The Suggest API is one of the most developed APIs in Elasticsearch. It is extensively used in search solutions which tremendously improve user experience. Ranging from normal autocomplete to context based suggestions, this API has many interesting use cases, which we are going to explore. In this tutorial, we are going to show how to implement a simple autocomplete with Elasticsearch.

Spin Up a Qbox Elasticsearch Cluster 

 Setting up and configuring Elasticsearch can be quite the undertaking.  For this reason, we prefer to spin up a Qbox cluster to handle the Elasticsearch heavy lifting. You can get started with a Qbox Cluster here. For this tutorial, we will be using Elasticsearch major version 2.4.4.

Document Sample

A sample document for populating the index for this blog is given below:

{
fullName: "Alex Sat",
city : "New York"
}

Here we plan to implement the auto complete feature on the field "city".

The data set we use in this tutorial, containing 1000 documents, can be found here.

Index Creation and Mapping

For the purpose of this tutorial, let's create an index with the name "autosuggest".

curl -XPUT "http://localhost:9200/autosuggest"

We also need to create a mapping for the above documents that contains a suggestion field:

curl -X PUT localhost:9200/autosuggest/mytype/_mapping 
-H "Content-Type:application/json" -d '{
  "mytype" : {
        "properties" : {
            "fullName" : { "type" : "string" },
            "city": {"type": "string" },
            "citySuggest" : { "type" : "completion",
                          "analyzer" : "simple",
                          "search_analyzer" : "simple",
                          "payloads" : true
            }
        }
    }
}’

In the above mapping, along with the general fields "fullName" and "city", we have also defined a field called "citySuggest" that contains all autosuggest options. The autosuggest object uses a "simple" analyzer and has a "completion" type. 

Indexing the Documents

Next, we are going to index documents. Each document indexed contains a resident's name and a city's name and "citySuggest" object for the autocomplete to use:

curl -X PUT 'localhost:9200/autosuggest/mytype/44' -d '{
 "fullName": "Anna Reyes",
 "city": "At Tall al Kabīr",
 "citySuggest": {
   "input": [
     "At",
     "Tall",
     "al",
     "Kabir"
   ],
   "output": "At Tall al Kabīr"
 }
}'

The "citySuggest" object contains two lists named "input" and "output". In the input array, we are giving the space delimited values of the field "city". In the output field, the expected result for the value of the field "city" is given.

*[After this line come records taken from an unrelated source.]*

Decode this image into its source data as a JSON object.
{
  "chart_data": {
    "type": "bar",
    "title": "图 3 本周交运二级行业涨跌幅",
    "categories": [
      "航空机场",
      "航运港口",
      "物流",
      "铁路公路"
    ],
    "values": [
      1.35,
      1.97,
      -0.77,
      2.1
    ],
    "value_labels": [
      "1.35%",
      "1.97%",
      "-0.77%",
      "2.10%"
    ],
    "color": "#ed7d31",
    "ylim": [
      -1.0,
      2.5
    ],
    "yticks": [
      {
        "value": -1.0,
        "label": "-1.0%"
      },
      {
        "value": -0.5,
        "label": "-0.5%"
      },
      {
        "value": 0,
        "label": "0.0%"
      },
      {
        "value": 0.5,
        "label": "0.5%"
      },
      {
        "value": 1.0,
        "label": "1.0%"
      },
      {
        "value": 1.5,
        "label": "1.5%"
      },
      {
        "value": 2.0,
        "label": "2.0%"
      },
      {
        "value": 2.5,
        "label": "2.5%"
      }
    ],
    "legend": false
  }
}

The code for indexing the entire data set can be found in this repo.

How Auto Suggestion Works

In the above section, you saw how the documents were indexed with an extra field that contains the "input" and "output" lists. This implementation is for aiding the FST, (finite state transducers) to auto-suggest the documents. In the FST method, we have two bands, which are the "input" and the "output" bands. Each specific state of the transducer defines a binary relation between the input and the output values. In the above indexing example, we can see such a relation, where any input of "At", "Tall", "al""Kabir" is related to the output word "At Tall al Kabir".

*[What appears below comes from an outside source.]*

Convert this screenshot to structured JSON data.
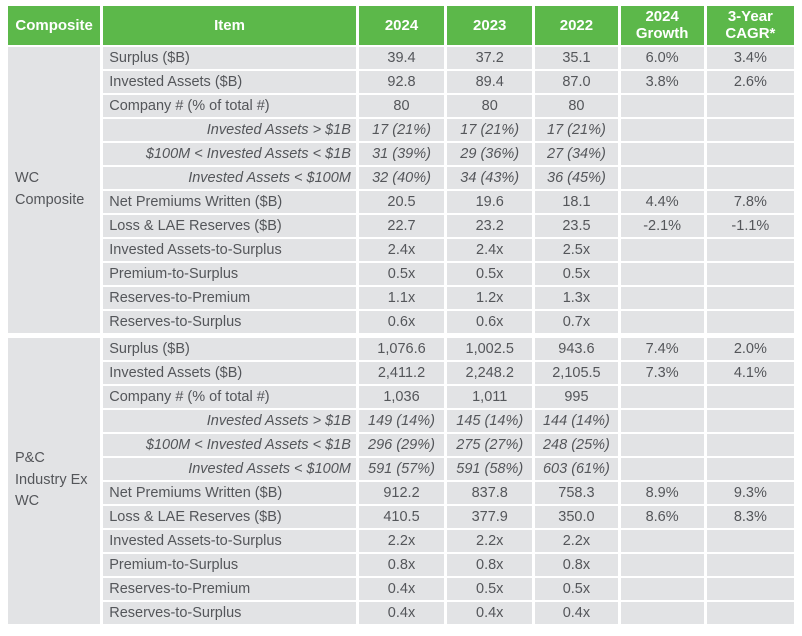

We can query such an occurrence with the query below:

curl -XPOST 'http://localhost:9233/autosuggest/_suggest' 
-H "Content-Type:application/json" -d ' {
 "city-suggest": {
   "text": "luis",
   "completion": {
     "field": "citySuggest"
   }
 }
}’

The query above returns the following response:

{
 "_shards": {
   "total": 5,
   "successful": 5,
   "failed": 0
 },
 "city-suggest": [
   {
     "text": "luis",
     "offset": 0,
     "length": 4,
     "options": [
       {
         "text": "Fray Luis A. Beltrán",
         "score": 1
       },
       {
         "text": "Luisiana",
         "score": 1
       }
     ]
   }
 ]
}

In the above response, you can see that there are suggestions with the text "luis" in them. We can consider another case where we replace the "luis" with "At" and see the results we get. In that result set, you can see the suggestions with the names starting with "At" or having "at" in them.

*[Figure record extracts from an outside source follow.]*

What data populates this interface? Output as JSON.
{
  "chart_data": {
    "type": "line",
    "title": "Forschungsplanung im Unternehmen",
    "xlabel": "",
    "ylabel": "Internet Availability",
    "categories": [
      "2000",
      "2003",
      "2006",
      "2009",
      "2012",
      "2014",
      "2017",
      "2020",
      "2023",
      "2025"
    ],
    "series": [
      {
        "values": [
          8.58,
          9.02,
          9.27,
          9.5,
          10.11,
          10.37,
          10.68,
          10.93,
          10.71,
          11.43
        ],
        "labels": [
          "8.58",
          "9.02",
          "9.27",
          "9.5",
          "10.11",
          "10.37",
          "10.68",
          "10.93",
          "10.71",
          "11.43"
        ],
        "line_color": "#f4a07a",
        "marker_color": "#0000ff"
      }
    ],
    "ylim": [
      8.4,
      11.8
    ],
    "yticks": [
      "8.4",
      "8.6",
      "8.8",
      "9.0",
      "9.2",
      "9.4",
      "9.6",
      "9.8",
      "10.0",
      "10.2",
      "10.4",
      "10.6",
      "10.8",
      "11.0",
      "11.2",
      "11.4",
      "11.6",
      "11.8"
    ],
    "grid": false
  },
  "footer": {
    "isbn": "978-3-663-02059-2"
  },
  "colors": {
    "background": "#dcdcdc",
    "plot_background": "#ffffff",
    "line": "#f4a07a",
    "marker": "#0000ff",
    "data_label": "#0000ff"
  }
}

Note: _suggest endpoint was deprecated in favour of making use of suggest via _searchendpoint. In 5.0 Elasticsearch version, the _search endpoint has been optimized for suggest-only search requests. The tutorial above is based on Elasticsearch 2.4 version. Please, consult the official documentation for your ES version to see the available options and changes from the earlier versions. 

Conclusion

In this tutorial, we have covered the most basic Suggest API of Elasticsearch, along with some examples. In future tutorials, we will cover phrase suggesters, and context-based autocomplete.